The truth is, there are people here. We aren't alone. There are people who love us here and who we love. But having been able to rely on my family and close friends for years and years, I have no idea how to ask for help from new friends. I cry help, but only in my head - never out loud. Thankfully, I have Matt, who asks for help on my behalf. He passed the boys into the open arms of our wonderful neighbour, came to the hospital, and held me. The first time in 3 days we had been in the same room. He knew I needed help.

So Ella just came home on Monday, the house is a mess, I am a mess, and our Thanksgiving plans are now a mess. So instead of serving everyone a big dinner, we've invited them over to share in some American football joy, our favourite Thanksgiving tradition. I need the company, I need the companionship. I hope it comes.

No pigs here

22 November 2009

So we thought the swine flu had infiltrated our house. Ella had been sick for nearly a week, Asher was sounding gross as well, and Mommy had seen better days. Turns out that E had a major chest infection and is currently spending her 3rd day in the hospital. Good news is she's feeling loads better (as evidenced by the picture below), though still needs some monitoring for the oxygen levels in her blood. Hopefully she'll be released today. We're so happy to be getting our Ella-monster back. It's been quite an ordeal.

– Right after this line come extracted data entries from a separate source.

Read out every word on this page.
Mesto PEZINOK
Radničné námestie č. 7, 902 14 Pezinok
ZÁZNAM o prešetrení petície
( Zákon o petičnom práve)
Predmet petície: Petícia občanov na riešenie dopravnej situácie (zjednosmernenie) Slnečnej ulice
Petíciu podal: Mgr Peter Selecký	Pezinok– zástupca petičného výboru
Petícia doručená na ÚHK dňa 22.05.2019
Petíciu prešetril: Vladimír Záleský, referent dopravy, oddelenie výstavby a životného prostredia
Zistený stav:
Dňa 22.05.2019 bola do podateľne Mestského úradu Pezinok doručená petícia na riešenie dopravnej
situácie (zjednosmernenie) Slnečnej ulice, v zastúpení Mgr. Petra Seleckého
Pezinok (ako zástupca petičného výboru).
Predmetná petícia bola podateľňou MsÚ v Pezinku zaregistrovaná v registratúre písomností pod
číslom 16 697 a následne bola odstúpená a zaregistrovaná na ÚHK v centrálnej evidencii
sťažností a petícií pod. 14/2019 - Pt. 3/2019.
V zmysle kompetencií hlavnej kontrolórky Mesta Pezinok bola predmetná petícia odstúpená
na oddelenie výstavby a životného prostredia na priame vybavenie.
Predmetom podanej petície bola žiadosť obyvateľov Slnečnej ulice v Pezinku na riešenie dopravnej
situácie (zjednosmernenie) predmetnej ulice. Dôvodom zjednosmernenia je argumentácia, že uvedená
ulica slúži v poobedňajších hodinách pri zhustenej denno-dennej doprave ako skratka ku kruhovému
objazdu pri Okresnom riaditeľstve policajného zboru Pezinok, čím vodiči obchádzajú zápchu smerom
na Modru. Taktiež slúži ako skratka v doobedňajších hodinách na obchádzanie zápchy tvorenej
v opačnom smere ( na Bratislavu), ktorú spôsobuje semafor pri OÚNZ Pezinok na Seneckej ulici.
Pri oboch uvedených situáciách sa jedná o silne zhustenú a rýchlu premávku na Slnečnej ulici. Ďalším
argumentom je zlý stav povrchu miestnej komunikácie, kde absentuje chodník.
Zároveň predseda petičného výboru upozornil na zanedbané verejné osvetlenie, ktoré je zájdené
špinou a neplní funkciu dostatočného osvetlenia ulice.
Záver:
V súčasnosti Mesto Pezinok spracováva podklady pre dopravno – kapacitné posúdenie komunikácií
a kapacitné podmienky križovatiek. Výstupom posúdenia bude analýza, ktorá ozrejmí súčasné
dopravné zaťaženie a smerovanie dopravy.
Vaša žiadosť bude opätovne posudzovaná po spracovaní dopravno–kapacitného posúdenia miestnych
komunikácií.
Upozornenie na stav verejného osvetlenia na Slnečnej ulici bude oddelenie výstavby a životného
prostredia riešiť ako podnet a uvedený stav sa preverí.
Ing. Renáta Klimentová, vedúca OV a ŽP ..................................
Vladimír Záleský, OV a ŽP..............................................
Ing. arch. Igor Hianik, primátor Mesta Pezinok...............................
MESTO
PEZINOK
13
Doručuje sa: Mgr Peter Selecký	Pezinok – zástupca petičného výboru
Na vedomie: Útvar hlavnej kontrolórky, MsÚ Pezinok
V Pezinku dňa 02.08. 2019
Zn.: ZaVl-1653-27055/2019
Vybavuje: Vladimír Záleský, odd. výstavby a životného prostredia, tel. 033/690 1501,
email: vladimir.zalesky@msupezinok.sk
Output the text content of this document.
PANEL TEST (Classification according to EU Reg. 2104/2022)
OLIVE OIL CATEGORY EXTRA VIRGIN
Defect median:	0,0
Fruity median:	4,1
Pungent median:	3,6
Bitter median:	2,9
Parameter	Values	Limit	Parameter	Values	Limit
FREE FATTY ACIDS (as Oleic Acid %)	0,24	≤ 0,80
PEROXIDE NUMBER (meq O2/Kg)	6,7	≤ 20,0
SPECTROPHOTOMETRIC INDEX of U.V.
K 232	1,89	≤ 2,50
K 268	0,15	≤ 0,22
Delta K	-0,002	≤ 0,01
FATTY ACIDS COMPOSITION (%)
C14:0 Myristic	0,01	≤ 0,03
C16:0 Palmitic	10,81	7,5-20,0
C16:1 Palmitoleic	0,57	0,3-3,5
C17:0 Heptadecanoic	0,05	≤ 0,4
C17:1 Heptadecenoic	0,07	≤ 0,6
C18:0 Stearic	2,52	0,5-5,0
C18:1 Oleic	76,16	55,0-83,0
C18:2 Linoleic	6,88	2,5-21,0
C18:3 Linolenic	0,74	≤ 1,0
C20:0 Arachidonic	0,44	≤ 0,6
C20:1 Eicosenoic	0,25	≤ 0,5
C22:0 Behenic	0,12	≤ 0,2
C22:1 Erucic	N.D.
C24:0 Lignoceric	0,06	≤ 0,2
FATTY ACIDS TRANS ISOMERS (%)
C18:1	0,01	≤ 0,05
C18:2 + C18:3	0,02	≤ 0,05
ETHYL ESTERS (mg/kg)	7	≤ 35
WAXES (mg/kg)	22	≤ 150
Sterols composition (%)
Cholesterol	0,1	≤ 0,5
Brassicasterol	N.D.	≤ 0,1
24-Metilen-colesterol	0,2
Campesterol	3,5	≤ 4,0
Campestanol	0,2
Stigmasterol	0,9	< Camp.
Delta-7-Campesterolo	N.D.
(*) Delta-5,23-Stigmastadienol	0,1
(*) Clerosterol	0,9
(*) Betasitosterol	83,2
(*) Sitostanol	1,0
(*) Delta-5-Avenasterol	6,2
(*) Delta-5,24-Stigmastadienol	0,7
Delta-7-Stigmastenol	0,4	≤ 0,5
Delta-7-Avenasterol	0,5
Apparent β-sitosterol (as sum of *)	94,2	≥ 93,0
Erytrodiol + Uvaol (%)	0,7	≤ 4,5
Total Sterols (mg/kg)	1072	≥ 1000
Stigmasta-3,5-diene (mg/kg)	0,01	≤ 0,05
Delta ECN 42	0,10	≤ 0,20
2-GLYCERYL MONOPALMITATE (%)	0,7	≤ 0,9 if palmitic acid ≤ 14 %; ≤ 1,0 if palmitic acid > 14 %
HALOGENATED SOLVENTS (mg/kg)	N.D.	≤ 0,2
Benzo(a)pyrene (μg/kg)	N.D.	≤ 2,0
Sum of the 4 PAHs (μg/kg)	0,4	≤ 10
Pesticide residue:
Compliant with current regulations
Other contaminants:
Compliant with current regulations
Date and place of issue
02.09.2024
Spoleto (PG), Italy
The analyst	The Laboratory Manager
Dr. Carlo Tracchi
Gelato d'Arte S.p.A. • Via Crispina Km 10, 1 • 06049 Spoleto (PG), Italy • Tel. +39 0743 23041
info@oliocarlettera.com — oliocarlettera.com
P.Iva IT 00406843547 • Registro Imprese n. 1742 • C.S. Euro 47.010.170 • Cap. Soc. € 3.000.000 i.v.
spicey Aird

Oh, and Asher has bronchiolitis. He's finally starting to eat better, but a sick baby who can't breathe through his nose is an angry baby. Mommy's hanging in there, too. Sore throat and unbelievably runny nose, but still kickin' it.

Long week.

Late nights are good for writers

07 November 2009

I was just thinking that I wish I had time to write or update the blog, but seeing as how I've usually got a child in my hands or around my legs, the writing has been one of those things I've had to sacrifice in order to be an attentive parent. However, Saturday nights the man is away late at youth group, the kids are finally in bed (for now) and I'm finding myself with just a bit of time before the laundry buzzes and the pacifier falls out in order to write.

Now, what to say...

Like everyone else in the world these days, finances weigh heavily on my mind. It's actually been a downright scary few weeks, coming face to face with the possibility of leaving here sooner than expected. But a good friend of ours says all we need to worry about is having enough for today. And amazingly, God has given us enough for all the days up till now and the weight that's been hanging on our shoulders isn't as heavy as it was at first. We're planning on staying put for now, but I have a tendency to prepare myself for disappointment anyway.

This week the boy said something sad that made me audibly gasp and reach for some kleenex.

"It's too bad I don't have any friends." He didn't seem particularly upset about that realisation, but I was!

I said, "Jackson! You don't think you have any friends?"

"Well, I have pretend friends. And that's fun!" he replies.

What is a mother to do? What on earth do I say when I know it is, in fact, a true statement? The child does not have any friends. I think we've dropped the ball somewhere along the way... I'm so sad that the ball that was dropped was a need for our child.

The baby boy is tearing me apart in altogether different ways. Why is sleep always the issue? I'm facing the prospect of permanently giving up caffeine. Not something I'm looking forward to doing, but again, this mother is at a loss on how to proceed otherwise. I just realised that I'm not just a mother, but I'm a mother of boys. Plural. I worry next to nothing about the girl (she's a tough girl, with a capital T), but it's the boys that I fret over. Is that weird?

Oh, and I'm thinking of cutting off all my hair. There's only so much pulling and tearing and spit-up one head of hair can handle in a day. Thoughts? Is it really smart to cut one's hair super short if it is thick and curly?